Hidup untuk hari ini membuat saya lebih menghargai waktu. Saya menikmati melakukan hobby beading, melewatkan waktu bersama anak-anakku, bekerja dengan efisien sekaligus ramah terhadap pelanggan di toko dll. Tidak ada lagi waktu yang tersia-siakan, atau tunggu besok untuk dikerjakan.

Saya hidup untuk hari ini dan menghargai setiap orang yang terlibat di dalamnya. Termasuk orang yang saya titipi untuk menemani Hadi selama saya mengerjakan blog ini. Karena saya sangat menyadari tidak akan mungkin keberadaan seorang manusia tanpa ada manusia lain di sekitarnya.

Suka atau tidak, percaya atau tidak kita semua saling terhubung. Antara sesama manusia dan lingkungannya.

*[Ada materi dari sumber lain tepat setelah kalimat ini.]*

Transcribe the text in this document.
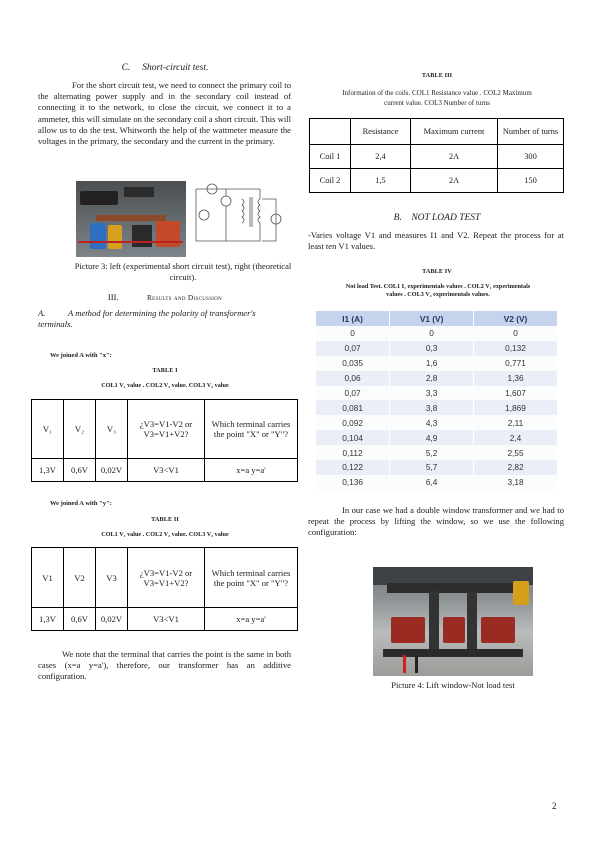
C.     Short-circuit test.
For the short circuit test, we need to connect the primary coil to the alternating power supply and in the secondary coil instead of connecting it to the network, to close the circuit, we connect it to a ammeter, this will simulate on the secondary coil a short circuit. This will allow us to do the test. Whitworth the help of the wattmeter measure the voltages in the primary, the secondary and the current in the primary.
Picture 3: left (experimental short circuit test), right (theoretical circuit).
III.	Results and Discussion
A.	A method for determining the polarity of transformer's terminals.
We joined A with "x":
TABLE I
COL1 V₁ value . COL2 V₂ value. COL3 V₃ value
V₁	V₂	V₃	¿V3=V1-V2 or V3=V1+V2?	Which terminal carries the point "X" or "Y"?
1,3V	0,6V	0,02V	V3<V1	x=a y=a'
We joined A with "y":
TABLE II
COL1 V₁ value . COL2 V₂ value. COL3 V₃ value
V1	V2	V3	¿V3=V1-V2 or V3=V1+V2?	Which terminal carries the point "X" or "Y"?
1,3V	0,6V	0,02V	V3<V1	x=a y=a'
We note that the terminal that carries the point is the same in both cases (x=a y=a'), therefore, our transformer has an additive configuration.
TABLE III
Information of the coils. COL1 Resistance value . COL2 Maximum
current value. COL3 Number of turns
	Resistance	Maximum current	Number of turns
Coil 1	2,4	2A	300
Coil 2	1,5	2A	150
B.    NOT LOAD TEST
-Varies voltage V1 and measures I1 and V2. Repeat the process for at least ten V1 values.
TABLE IV
Not load Test. COL1 I₁ experimentals values . COL2 V₁ experimentals
values . COL3 V₂ experimentals values.
I1 (A)	V1 (V)	V2 (V)
0	0	0
0,07	0,3	0,132
0,035	1,6	0,771
0,06	2,8	1,36
0,07	3,3	1,607
0,081	3,8	1,869
0,092	4,3	2,11
0,104	4,9	2,4
0,112	5,2	2,55
0,122	5,7	2,82
0,136	6,4	3,18
In our case we had a double window transformer and we had to repeat the process by lifting the window, so we use the following configuration:
Picture 4: Lift window-Not load test
2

Kalau tidak benar maka tidak mungkin tudingan dialamatkan ke pegawai ATC (Air Traffic Controller atau polisi lalu lintas udara) yang salah memberi instruksi kepada pilot sebagai penyebab kecelakaan Sukhoi Superjet 100. Tudingan yang lain bahwa beberapa penumpang tidak mematikan ponsel mereka sebelum lepas landas. Bahkan ada yang menyebutkan faktor cuaca sebagai penyebabnya

Apapun penyebab kecelakan Sukhoi Superjet 100 hanya Tuhan Yang Maha Mengetahui. Karena meski pesawat Sukhoi di bawah kendali pilot yang sangat berpengalaman tidak membuatnya terhindar dari bencana ini.

Hikmah yang bisa diambil dari kejadian ini adalah:
  • Menghargai setiap orang yang terlibat dalam kehidupan kita. Termasuk Pramugari / Pramugara  yang mendemokan tentang keselamatan sebelum pesawat take off.
  • Mematuhi dan tertib terhadap peraturan. Untuk yang satu ini kita masih sering kurang disiplin.
  • Yang terpenting adalah menghargai waktu dan kehidupan. Karena hanya itu yang kita miliki selama punya badan jasmani.
Semoga arwah para korban Sukhoi Superjet 100 diterima olehTuhan Yang Maha Kuasa, dan keluarga yang ditinggalkan diberi ketabahan.